蛾の一種のカイコは、家畜化して飼い馴らされていくうちに成虫になっても、翅は退化し飛ぶことができなくなってしまっている。飛ぶ力を失ったカイコの成虫は、天敵から逃れる術を失い、自然のなかでは生きていけない。ニーチェの言葉を捩っていえば、「飛翔できない蛾は滅びる」である。では、家畜化した大衆の運命は?

蛇は脱皮しても変態しないのに対し、蝶は幼虫から脱皮を繰り返し蛹へと変態し、殻に閉じ籠りじっと静止した状態を保った後、脱皮、羽化して蝶へと変態していく。翅を持って空中を自由に飛び廻る蝶の姿は自由を象徴するかのように見える。

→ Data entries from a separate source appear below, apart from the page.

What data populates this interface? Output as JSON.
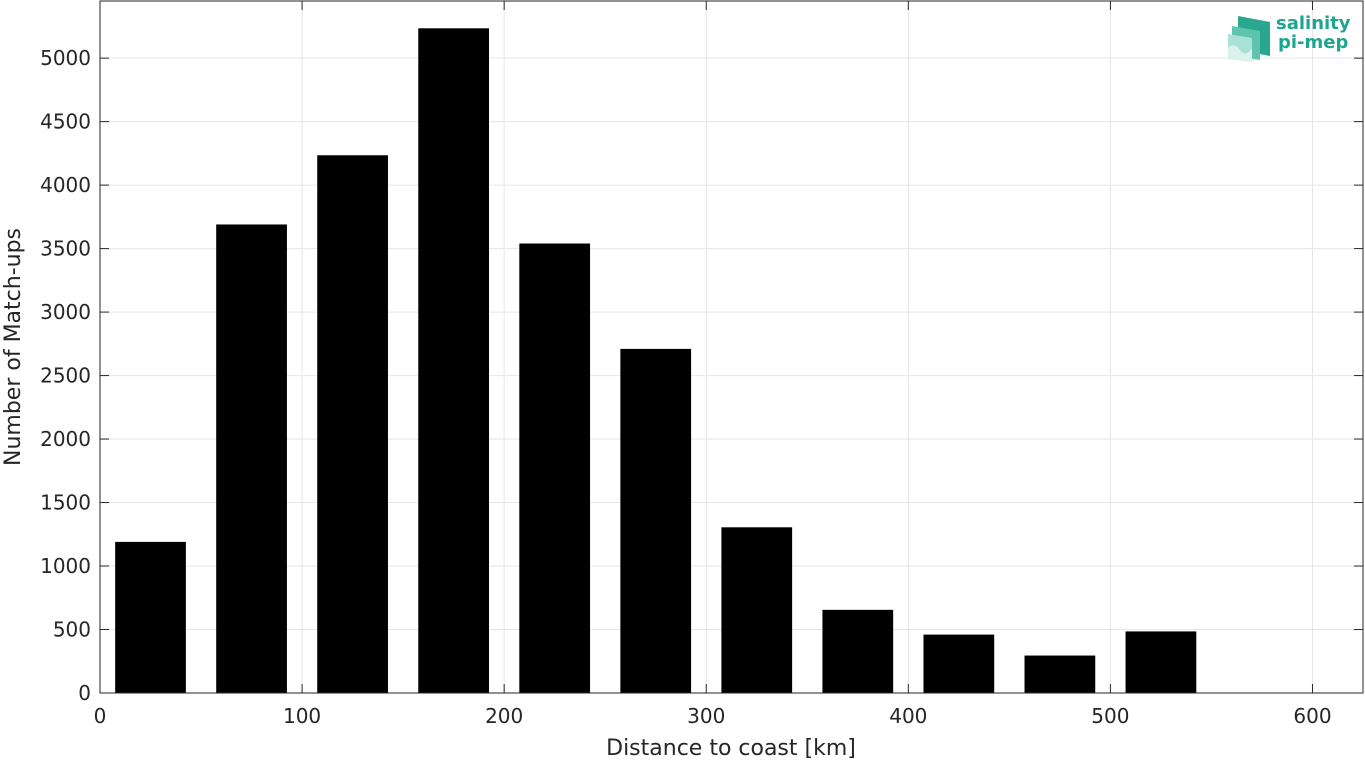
{
  "logo": {
    "line1": "salinity",
    "line2": "pi-mep",
    "color": "#1fa58f"
  },
  "chart_data": {
    "type": "bar",
    "title": "",
    "xlabel": "Distance to coast [km]",
    "ylabel": "Number of Match-ups",
    "xlim": [
      0,
      625
    ],
    "ylim": [
      0,
      5450
    ],
    "xticks": [
      0,
      100,
      200,
      300,
      400,
      500,
      600
    ],
    "yticks": [
      0,
      500,
      1000,
      1500,
      2000,
      2500,
      3000,
      3500,
      4000,
      4500,
      5000
    ],
    "bin_width": 50,
    "bar_width": 35,
    "x": [
      25,
      75,
      125,
      175,
      225,
      275,
      325,
      375,
      425,
      475,
      525,
      575
    ],
    "values": [
      1190,
      3690,
      4235,
      5235,
      3540,
      2710,
      1305,
      655,
      460,
      295,
      485,
      0
    ],
    "bar_color": "#000000",
    "grid": true
  }
}
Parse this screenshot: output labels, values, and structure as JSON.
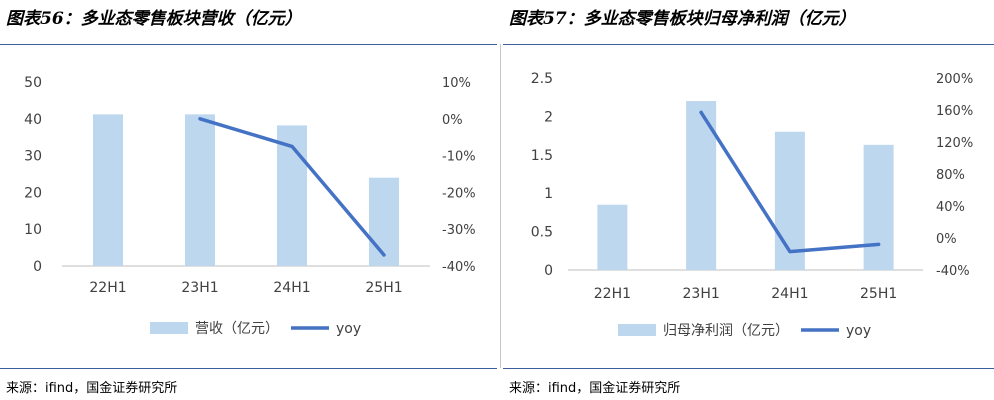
{
  "chart_data": [
    {
      "type": "bar",
      "title": "图表56：多业态零售板块营收（亿元）",
      "categories": [
        "22H1",
        "23H1",
        "24H1",
        "25H1"
      ],
      "series": [
        {
          "name": "营收（亿元）",
          "type": "bar",
          "axis": "left",
          "values": [
            41.2,
            41.2,
            38.2,
            24.0
          ]
        },
        {
          "name": "yoy",
          "type": "line",
          "axis": "right",
          "values": [
            null,
            0.0,
            -7.5,
            -37.0
          ]
        }
      ],
      "ylim": [
        0,
        50
      ],
      "yticks": [
        "0",
        "10",
        "20",
        "30",
        "40",
        "50"
      ],
      "y2lim": [
        -40,
        10
      ],
      "y2ticks": [
        "-40%",
        "-30%",
        "-20%",
        "-10%",
        "0%",
        "10%"
      ],
      "bar_color": "#bdd7ee",
      "line_color": "#4472c4",
      "legend": "bottom",
      "grid": false,
      "source": "来源：ifind，国金证券研究所"
    },
    {
      "type": "bar",
      "title": "图表57：多业态零售板块归母净利润（亿元）",
      "categories": [
        "22H1",
        "23H1",
        "24H1",
        "25H1"
      ],
      "series": [
        {
          "name": "归母净利润（亿元）",
          "type": "bar",
          "axis": "left",
          "values": [
            0.85,
            2.2,
            1.8,
            1.63
          ]
        },
        {
          "name": "yoy",
          "type": "line",
          "axis": "right",
          "values": [
            null,
            157,
            -17,
            -8
          ]
        }
      ],
      "ylim": [
        0,
        2.5
      ],
      "yticks": [
        "0",
        "0.5",
        "1",
        "1.5",
        "2",
        "2.5"
      ],
      "y2lim": [
        -40,
        200
      ],
      "y2ticks": [
        "-40%",
        "0%",
        "40%",
        "80%",
        "120%",
        "160%",
        "200%"
      ],
      "bar_color": "#bdd7ee",
      "line_color": "#4472c4",
      "legend": "bottom",
      "grid": false,
      "source": "来源：ifind，国金证券研究所"
    }
  ]
}
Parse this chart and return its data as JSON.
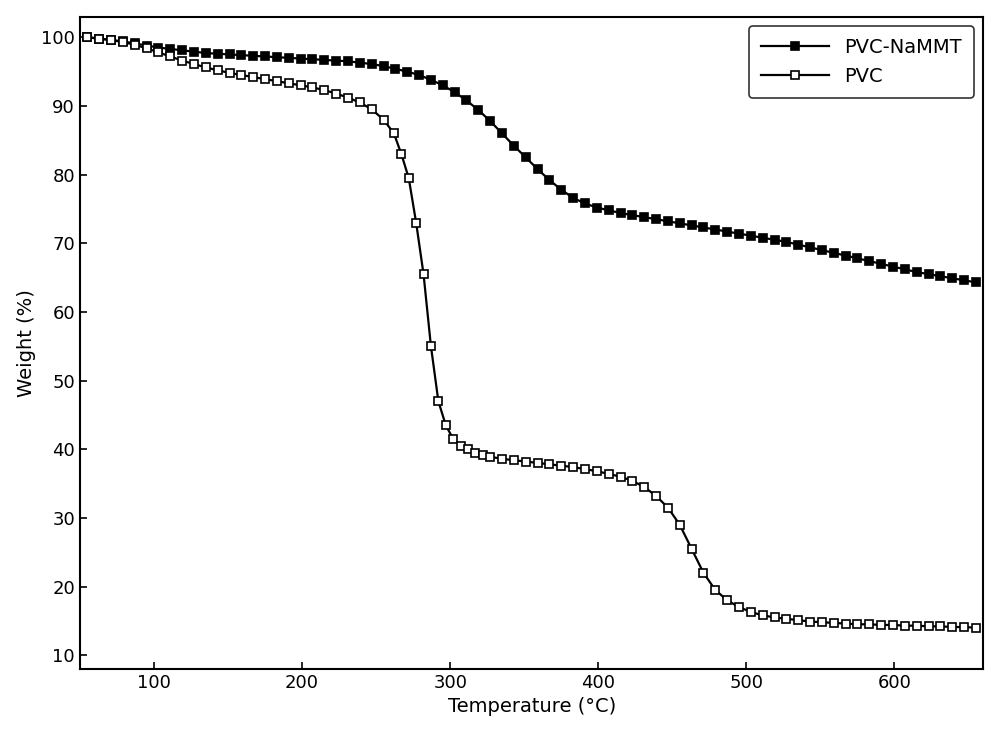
{
  "title": "",
  "xlabel": "Temperature (°C)",
  "ylabel": "Weight (%)",
  "xlim": [
    50,
    660
  ],
  "ylim": [
    8,
    103
  ],
  "xticks": [
    100,
    200,
    300,
    400,
    500,
    600
  ],
  "yticks": [
    10,
    20,
    30,
    40,
    50,
    60,
    70,
    80,
    90,
    100
  ],
  "background_color": "#ffffff",
  "pvc_nammt": {
    "label": "PVC-NaMMT",
    "color": "#000000",
    "marker": "s",
    "markersize": 5.5,
    "linewidth": 1.6,
    "markerfacecolor": "#000000",
    "x": [
      55,
      63,
      71,
      79,
      87,
      95,
      103,
      111,
      119,
      127,
      135,
      143,
      151,
      159,
      167,
      175,
      183,
      191,
      199,
      207,
      215,
      223,
      231,
      239,
      247,
      255,
      263,
      271,
      279,
      287,
      295,
      303,
      311,
      319,
      327,
      335,
      343,
      351,
      359,
      367,
      375,
      383,
      391,
      399,
      407,
      415,
      423,
      431,
      439,
      447,
      455,
      463,
      471,
      479,
      487,
      495,
      503,
      511,
      519,
      527,
      535,
      543,
      551,
      559,
      567,
      575,
      583,
      591,
      599,
      607,
      615,
      623,
      631,
      639,
      647,
      655
    ],
    "y": [
      100.0,
      99.8,
      99.6,
      99.4,
      99.1,
      98.8,
      98.5,
      98.3,
      98.1,
      97.9,
      97.7,
      97.6,
      97.5,
      97.4,
      97.3,
      97.2,
      97.1,
      97.0,
      96.9,
      96.8,
      96.7,
      96.6,
      96.5,
      96.3,
      96.1,
      95.8,
      95.4,
      95.0,
      94.5,
      93.8,
      93.0,
      92.0,
      90.8,
      89.4,
      87.8,
      86.0,
      84.2,
      82.5,
      80.8,
      79.2,
      77.8,
      76.6,
      75.8,
      75.2,
      74.8,
      74.4,
      74.1,
      73.8,
      73.5,
      73.2,
      72.9,
      72.6,
      72.3,
      72.0,
      71.7,
      71.4,
      71.1,
      70.8,
      70.5,
      70.2,
      69.8,
      69.4,
      69.0,
      68.6,
      68.2,
      67.8,
      67.4,
      67.0,
      66.6,
      66.2,
      65.8,
      65.5,
      65.2,
      64.9,
      64.6,
      64.3
    ]
  },
  "pvc": {
    "label": "PVC",
    "color": "#000000",
    "marker": "s",
    "markersize": 5.5,
    "linewidth": 1.6,
    "markerfacecolor": "#ffffff",
    "x": [
      55,
      63,
      71,
      79,
      87,
      95,
      103,
      111,
      119,
      127,
      135,
      143,
      151,
      159,
      167,
      175,
      183,
      191,
      199,
      207,
      215,
      223,
      231,
      239,
      247,
      255,
      262,
      267,
      272,
      277,
      282,
      287,
      292,
      297,
      302,
      307,
      312,
      317,
      322,
      327,
      335,
      343,
      351,
      359,
      367,
      375,
      383,
      391,
      399,
      407,
      415,
      423,
      431,
      439,
      447,
      455,
      463,
      471,
      479,
      487,
      495,
      503,
      511,
      519,
      527,
      535,
      543,
      551,
      559,
      567,
      575,
      583,
      591,
      599,
      607,
      615,
      623,
      631,
      639,
      647,
      655
    ],
    "y": [
      100.0,
      99.8,
      99.6,
      99.3,
      98.9,
      98.4,
      97.8,
      97.2,
      96.6,
      96.1,
      95.6,
      95.2,
      94.8,
      94.5,
      94.2,
      93.9,
      93.6,
      93.3,
      93.0,
      92.7,
      92.3,
      91.8,
      91.2,
      90.5,
      89.5,
      88.0,
      86.0,
      83.0,
      79.5,
      73.0,
      65.5,
      55.0,
      47.0,
      43.5,
      41.5,
      40.5,
      40.0,
      39.5,
      39.2,
      38.9,
      38.6,
      38.4,
      38.2,
      38.0,
      37.8,
      37.6,
      37.4,
      37.1,
      36.8,
      36.4,
      36.0,
      35.4,
      34.5,
      33.2,
      31.5,
      29.0,
      25.5,
      22.0,
      19.5,
      18.0,
      17.0,
      16.3,
      15.8,
      15.5,
      15.3,
      15.1,
      14.9,
      14.8,
      14.7,
      14.6,
      14.5,
      14.5,
      14.4,
      14.4,
      14.3,
      14.3,
      14.2,
      14.2,
      14.1,
      14.1,
      14.0
    ]
  },
  "legend_loc": "upper right",
  "font_size": 14,
  "tick_font_size": 13,
  "marker_every_nammt": 2,
  "marker_every_pvc": 2
}
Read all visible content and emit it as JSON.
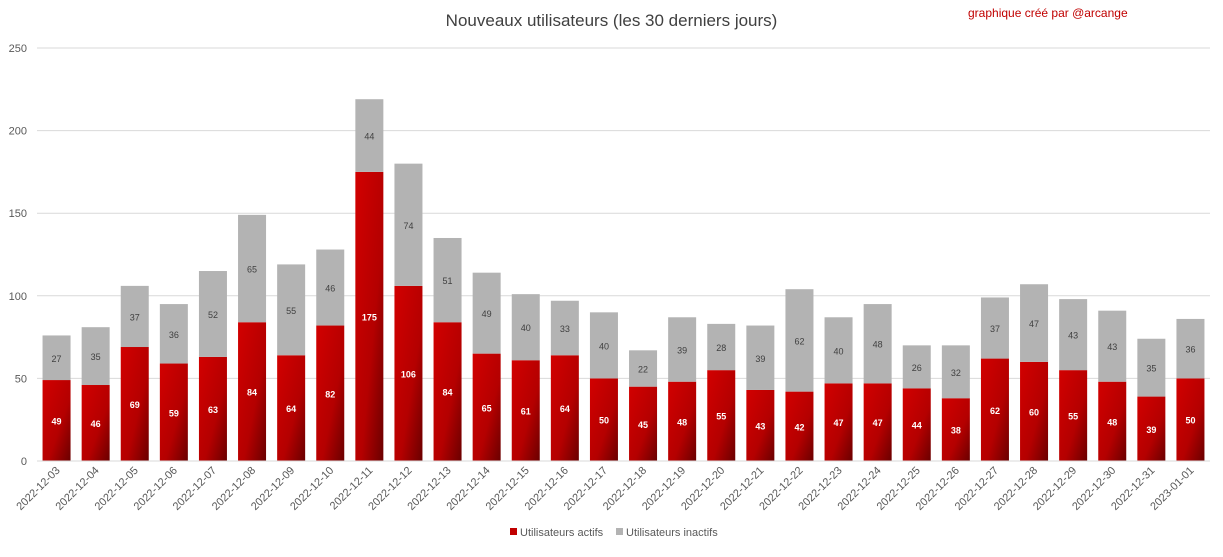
{
  "chart_data": {
    "type": "bar",
    "stacked": true,
    "title": "Nouveaux utilisateurs  (les 30 derniers  jours)",
    "credit": "graphique créé par @arcange",
    "ylim": [
      0,
      250
    ],
    "yticks": [
      0,
      50,
      100,
      150,
      200,
      250
    ],
    "grid": true,
    "legend_position": "bottom",
    "categories": [
      "2022-12-03",
      "2022-12-04",
      "2022-12-05",
      "2022-12-06",
      "2022-12-07",
      "2022-12-08",
      "2022-12-09",
      "2022-12-10",
      "2022-12-11",
      "2022-12-12",
      "2022-12-13",
      "2022-12-14",
      "2022-12-15",
      "2022-12-16",
      "2022-12-17",
      "2022-12-18",
      "2022-12-19",
      "2022-12-20",
      "2022-12-21",
      "2022-12-22",
      "2022-12-23",
      "2022-12-24",
      "2022-12-25",
      "2022-12-26",
      "2022-12-27",
      "2022-12-28",
      "2022-12-29",
      "2022-12-30",
      "2022-12-31",
      "2023-01-01"
    ],
    "series": [
      {
        "name": "Utilisateurs actifs",
        "color": "#c00000",
        "values": [
          49,
          46,
          69,
          59,
          63,
          84,
          64,
          82,
          175,
          106,
          84,
          65,
          61,
          64,
          50,
          45,
          48,
          55,
          43,
          42,
          47,
          47,
          44,
          38,
          62,
          60,
          55,
          48,
          39,
          50
        ]
      },
      {
        "name": "Utilisateurs inactifs",
        "color": "#b3b3b3",
        "values": [
          27,
          35,
          37,
          36,
          52,
          65,
          55,
          46,
          44,
          74,
          51,
          49,
          40,
          33,
          40,
          22,
          39,
          28,
          39,
          62,
          40,
          48,
          26,
          32,
          37,
          47,
          43,
          43,
          35,
          36
        ]
      }
    ]
  }
}
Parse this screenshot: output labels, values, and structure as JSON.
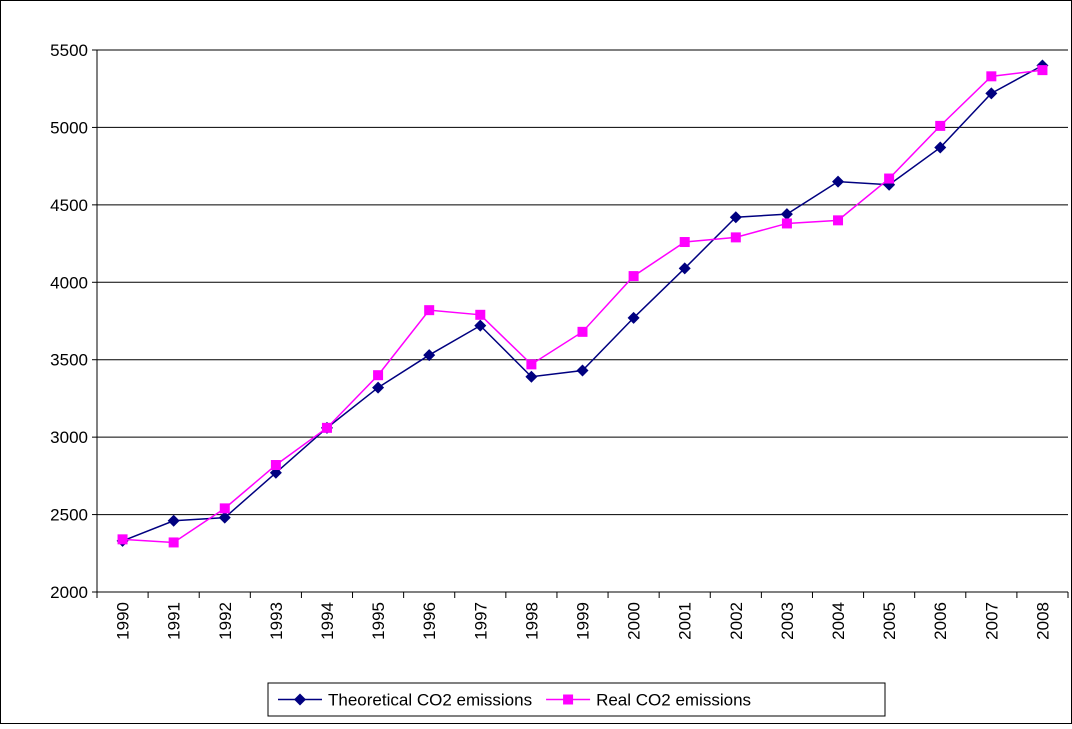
{
  "chart_data": {
    "type": "line",
    "categories": [
      "1990",
      "1991",
      "1992",
      "1993",
      "1994",
      "1995",
      "1996",
      "1997",
      "1998",
      "1999",
      "2000",
      "2001",
      "2002",
      "2003",
      "2004",
      "2005",
      "2006",
      "2007",
      "2008"
    ],
    "series": [
      {
        "name": "Theoretical CO2 emissions",
        "color": "#000080",
        "marker": "diamond",
        "values": [
          2330,
          2460,
          2480,
          2770,
          3060,
          3320,
          3530,
          3720,
          3390,
          3430,
          3770,
          4090,
          4420,
          4440,
          4650,
          4630,
          4870,
          5220,
          5400
        ]
      },
      {
        "name": "Real CO2 emissions",
        "color": "#ff00ff",
        "marker": "square",
        "values": [
          2340,
          2320,
          2540,
          2820,
          3060,
          3400,
          3820,
          3790,
          3470,
          3680,
          4040,
          4260,
          4290,
          4380,
          4400,
          4670,
          5010,
          5330,
          5370
        ]
      }
    ],
    "ylim": [
      2000,
      5500
    ],
    "yticks": [
      2000,
      2500,
      3000,
      3500,
      4000,
      4500,
      5000,
      5500
    ],
    "grid": true,
    "legend": "bottom"
  }
}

ゴッホの『刑務所の中庭』には二匹の蝶がまさに自由を象徴するかのように描かれている。そこは四方をレンガの壁に囲まれたまったくの閉鎖空間である。その狭い閉鎖空間の中、大勢の囚人たちは、輪を成して、下を向き、黙って、歩いている。同じ場所をぐるぐる巡るその運動は、ニヒリズムの具象化といえよう。床に映る囚人たちの影が放射状に床に映っていることからすると、上方だけは開放しているのだろう。その開放されている上方を目指して二匹の蝶が舞い上がっている。二匹の蝶はニヒリズムに囚われた囚人たちの自由への魂の憧れを象徴しているかのようにもみえはしないだろうか。